Requiem for a Beast: a work for image, word and music
Hachette Livre/Lothian Children’s Books, 2007.
Book and CD
Ages 12 - adult
Requiem for a Beast is a genre-busting work of startling imaginative power: a formal requiem expressing loss and grief across media and cultures. In four sections with Latin titles taken from the text of the Requiem (Dies Irae, Mors Stupebit et Natura, Lacrymosa, Pie Jesu), Matt Ottley tells the story of a nameless white Sydney, Australia, boy working in the outback as a novice stockman.

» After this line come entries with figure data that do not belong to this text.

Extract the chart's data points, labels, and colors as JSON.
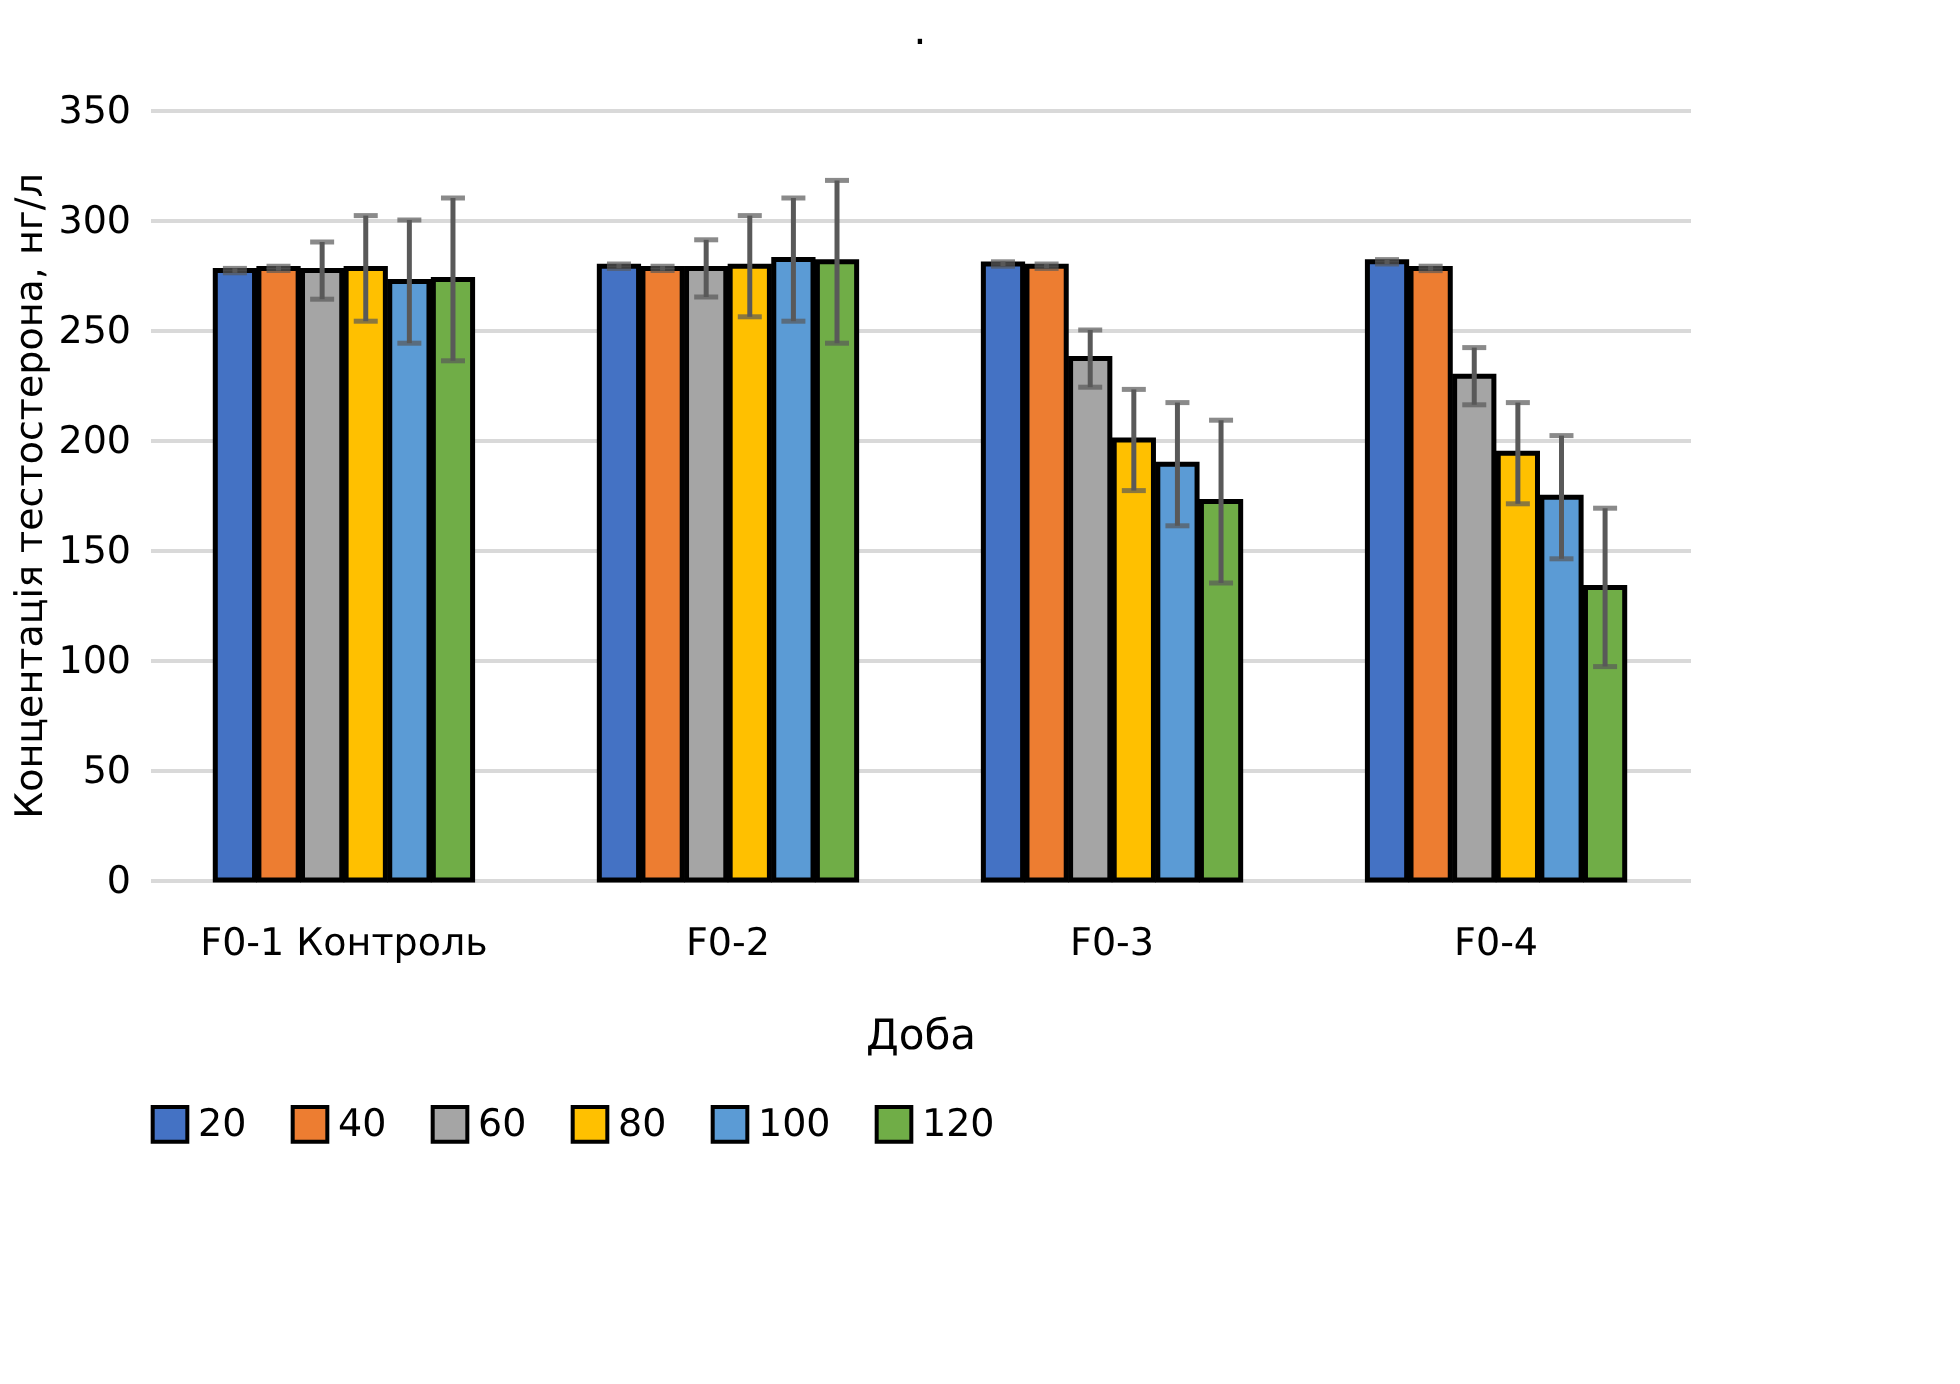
{
  "chart_data": {
    "type": "bar",
    "title": ".",
    "xlabel": "Доба",
    "ylabel": "Концентація тестостерона, нг/л",
    "categories": [
      "F0-1 Контроль",
      "F0-2",
      "F0-3",
      "F0-4"
    ],
    "series": [
      {
        "name": "20",
        "color": "#4472c4",
        "values": [
          277,
          279,
          280,
          281
        ],
        "errors": [
          1,
          1,
          1,
          1
        ]
      },
      {
        "name": "40",
        "color": "#ed7d31",
        "values": [
          278,
          278,
          279,
          278
        ],
        "errors": [
          1,
          1,
          1,
          1
        ]
      },
      {
        "name": "60",
        "color": "#a5a5a5",
        "values": [
          277,
          278,
          237,
          229
        ],
        "errors": [
          13,
          13,
          13,
          13
        ]
      },
      {
        "name": "80",
        "color": "#ffc000",
        "values": [
          278,
          279,
          200,
          194
        ],
        "errors": [
          24,
          23,
          23,
          23
        ]
      },
      {
        "name": "100",
        "color": "#5b9bd5",
        "values": [
          272,
          282,
          189,
          174
        ],
        "errors": [
          28,
          28,
          28,
          28
        ]
      },
      {
        "name": "120",
        "color": "#70ad47",
        "values": [
          273,
          281,
          172,
          133
        ],
        "errors": [
          37,
          37,
          37,
          36
        ]
      }
    ],
    "ylim": [
      0,
      350
    ],
    "yticks": [
      0,
      50,
      100,
      150,
      200,
      250,
      300,
      350
    ],
    "grid": "y",
    "legend": "bottom"
  }
}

A terrifying bull menaces the boy and the adult stockmen. To the boy, the bull is the physical manifestation of his troubled dreams, haunted by a form-changing beast like the centaur or minotaur he learned about during a museum visit with his father. He has recently heard an aboriginal elder’s account of her incarceration as a member of the stolen generation.* He has also discovered that his father is plagued by the memory of witnessing long ago the murder of a young aboriginal boy whom he did nothing to save. The dream beast, readers realize, may also represent the complicated communal history of Australian injustice, guilt, remorse, and longing for redemption.

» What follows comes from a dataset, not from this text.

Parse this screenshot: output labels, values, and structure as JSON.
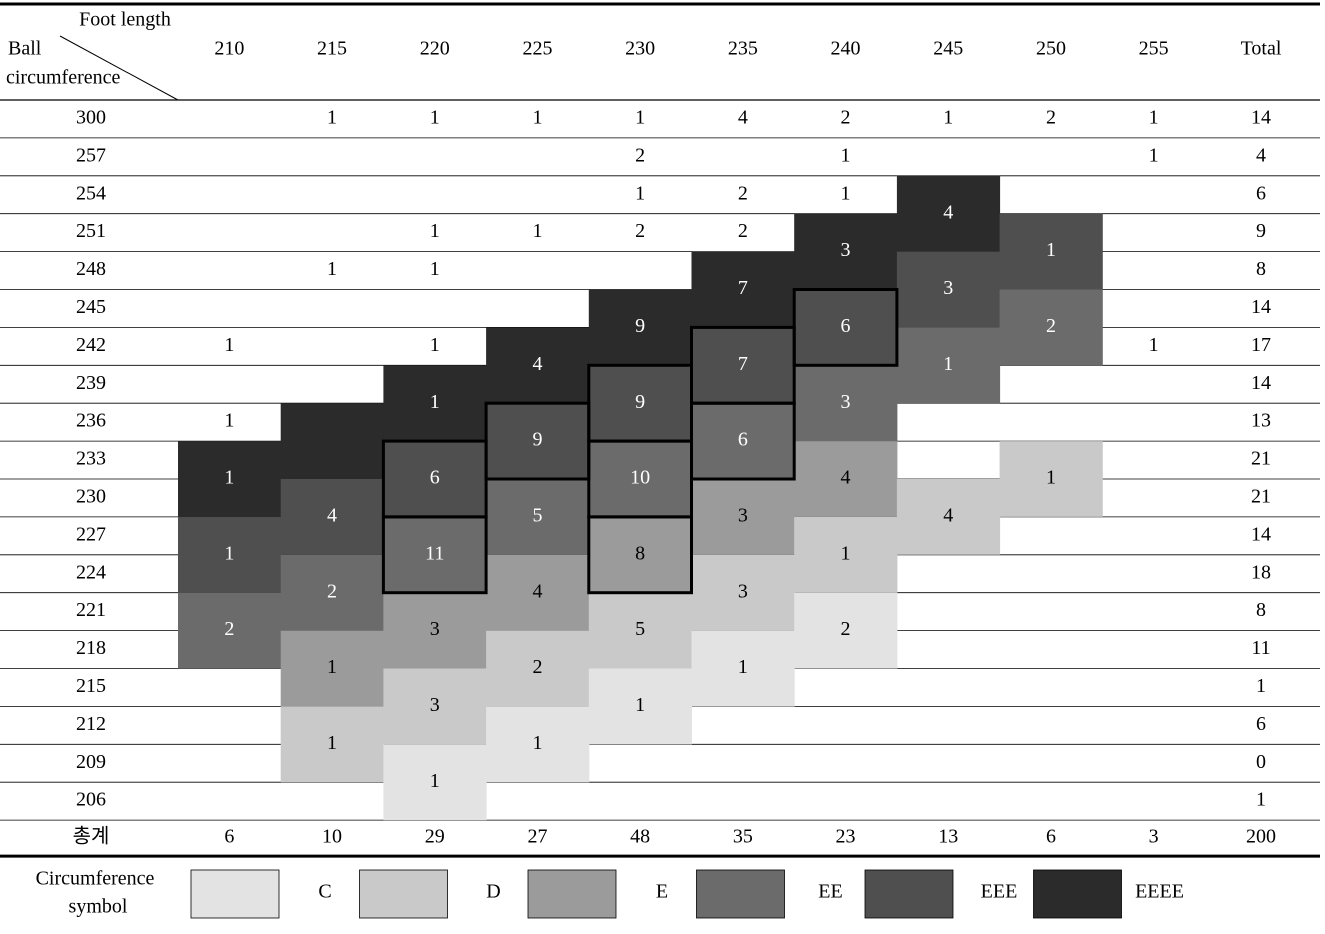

Ottley’s text begins “It’s our memories that make us. This country, these hills you see; this is my mother’s country, and her mother’s too.” The words convey the distinctive rhythms of aboriginal-inflected English. The accompanying CD is a composition integrating Ottley’s recordings of Bundjalung language songs and narrative with his lovely original Latin Requiem for sextet and soprano. Lyrics are printed at the back of the book along with author’s notes on the Bundjalung language and other reference sources.

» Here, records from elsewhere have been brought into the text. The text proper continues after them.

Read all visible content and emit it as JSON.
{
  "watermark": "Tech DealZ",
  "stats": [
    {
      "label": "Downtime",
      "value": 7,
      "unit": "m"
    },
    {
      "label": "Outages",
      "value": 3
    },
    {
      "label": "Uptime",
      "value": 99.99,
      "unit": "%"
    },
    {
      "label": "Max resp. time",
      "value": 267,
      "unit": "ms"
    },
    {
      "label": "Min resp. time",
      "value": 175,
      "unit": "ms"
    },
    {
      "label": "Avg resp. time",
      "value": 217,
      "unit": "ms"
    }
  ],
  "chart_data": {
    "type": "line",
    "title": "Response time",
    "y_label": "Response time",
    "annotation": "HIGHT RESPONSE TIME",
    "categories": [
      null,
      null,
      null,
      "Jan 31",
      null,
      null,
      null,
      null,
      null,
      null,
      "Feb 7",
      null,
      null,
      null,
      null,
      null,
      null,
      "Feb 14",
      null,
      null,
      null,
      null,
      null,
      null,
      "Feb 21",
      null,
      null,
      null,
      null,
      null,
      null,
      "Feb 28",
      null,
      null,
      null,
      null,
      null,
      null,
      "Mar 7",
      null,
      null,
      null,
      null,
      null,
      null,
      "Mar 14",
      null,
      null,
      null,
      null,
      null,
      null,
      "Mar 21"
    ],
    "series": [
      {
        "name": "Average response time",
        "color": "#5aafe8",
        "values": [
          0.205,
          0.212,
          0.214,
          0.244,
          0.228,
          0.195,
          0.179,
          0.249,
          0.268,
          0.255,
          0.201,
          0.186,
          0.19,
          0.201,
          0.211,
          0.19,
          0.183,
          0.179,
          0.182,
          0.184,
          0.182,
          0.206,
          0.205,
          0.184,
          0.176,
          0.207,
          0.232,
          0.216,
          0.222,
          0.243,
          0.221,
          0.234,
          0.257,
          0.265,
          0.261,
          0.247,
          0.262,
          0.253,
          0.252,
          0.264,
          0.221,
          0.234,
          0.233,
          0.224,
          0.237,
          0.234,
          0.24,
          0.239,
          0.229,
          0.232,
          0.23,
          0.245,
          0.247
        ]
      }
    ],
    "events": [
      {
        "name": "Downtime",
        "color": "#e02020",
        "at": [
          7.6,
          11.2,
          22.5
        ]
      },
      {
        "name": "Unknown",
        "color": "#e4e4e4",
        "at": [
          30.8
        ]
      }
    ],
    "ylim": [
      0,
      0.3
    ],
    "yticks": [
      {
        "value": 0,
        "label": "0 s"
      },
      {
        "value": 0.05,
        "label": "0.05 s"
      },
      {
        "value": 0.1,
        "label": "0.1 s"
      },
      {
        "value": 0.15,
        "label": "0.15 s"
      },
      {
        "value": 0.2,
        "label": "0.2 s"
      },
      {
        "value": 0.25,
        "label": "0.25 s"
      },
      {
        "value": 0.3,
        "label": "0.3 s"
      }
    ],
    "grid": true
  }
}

This story of the boy’s courageous encounter with the bull unfolds through various textual and visual formats: third person narrative, hand printed journal-like entries, the aboriginal elder’s story in italics, a sans serif font for museum legends. Ottley’s oil paintings both illustrate the text and sometimes carry the story alone, graphic novel style. From idyllic outback landscapes and poignant depictions of aboriginal children to astonishingly energetic portraits of stockmen, horses and the beast, Ottley’s talent explodes from the page.
Requiem for a Beast became controversial in Australia after it was mistakenly placed with children’s picture books in a bookstore. Ensuing discussion has raised awareness of how the picture-book genre is growing to encompass young adult and adult literature. Ottley’s masterpiece of sensitive storytelling, painterly expertise, and musical imagination deserves a large international readership.
* The term “stolen generation” refers to Australian aboriginal children taken forcibly from their homes, raised in camps, and denied their language as part of official Australian government policy from 1909 to 1969. During this period, elders were not permitted to transmit their teachings to the next generation, and ancient aboriginal lineages were broken. In February 2008, Australia inaugurated an annual Sorry Day to acknowledge the tremendous wrongs done to Australian aboriginal peoples over centuries of white colonization.